On 7/19/2018 7:10 AM, Johannes Thumshirn wrote:
> On Thu, Jul 19, 2018 at 03:42:03PM +0200, Christoph Hellwig wrote:
>> Without even looking at the code yet:  why?  The nvme abort isn't
>> very useful, and due to the lack of ordering between different
>> queues almost harmful on fabrics.  What problem do you try to
>> solve?
> The problem I'm trying to solve here is really just single commands
> timing out because of i.e. a bad switch in between which causes frame
> loss somewhere.
>
> I know RDMA and FC are defined to be lossless but reality sometimes
> has a different view on this (can't talk too much for RDMA but I've
> had some nice bugs in SCSI due to faulty switches dropping odd
> frames).
>
> Of cause we can still do the big hammer if one command times out due
> to a misbehaving switch but we can also at least try to abort it. I
> know aborts are defined as best effort, but as we're in the error path
> anyways it doesn't hurt to at least try.
>
> This would give us a chance to recover from such situations, of cause
> given the target actually does something when receiving an abort.
>
> In the FC case we can even send an ABTS and try to abort the command
> on the FC side first, before doing it on NVMe. I'm not sure if we can
> do it on RDMA or PCIe as well.
>
> So the issue I'm trying to solve is easy, if one command times out for
> whatever reason, there's no need to go the big transport reset route
> before not even trying to recover from it. Possibly we should also try
> doing a queue reset if aborting failed before doing the transport
> reset.
>
> Byte,
> 	Johannes

I'm with Christoph.

It doesn't work that way... command delivery is very much tied to any 
command ordering delivery requirements as well as sqhd increment on the 
target, and response delivery is tied similarly tied to sqhd delivery to 
the host as well as ordering requirements on responses. With aborts as 
you're implementing, you drop those things.  Granted, Linux's lack of 
paying attention to SQHD (a problem waiting to happen in my mind) as 
well as not using fused commands (and no other commands yet requiring 
order) make it believe it can get away without it.

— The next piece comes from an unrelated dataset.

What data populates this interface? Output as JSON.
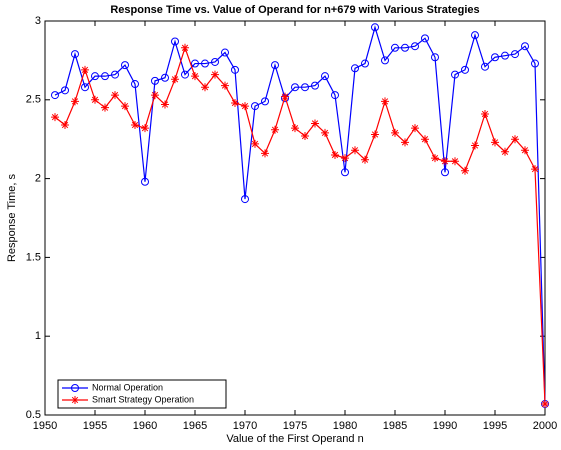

You're going to confuse transports as there's no understanding in the 
transport protocol on what it means to abort/cancel a single io.   The 
specs are rather clear, and for a good reason, that non-delivery (the 
abort or cancellation) mandates connection teardown which in turn 
mandates association teardown. You will be creating non-standard 
implementations that will fail interoperability and compliance.

If you really want single io abort - implement it in the NVMe standard 
way with Aborts to the admin queue, subject to the ACL limit.  Then push 
on the targets to support deep ACL counts and honestly responding to 
ABORT, and there will still be race conditions between the ABORT and its 
command that will make an interesting retry policy. Or, wait for Fred 
Knights, new proposal on ABORTS.

-- james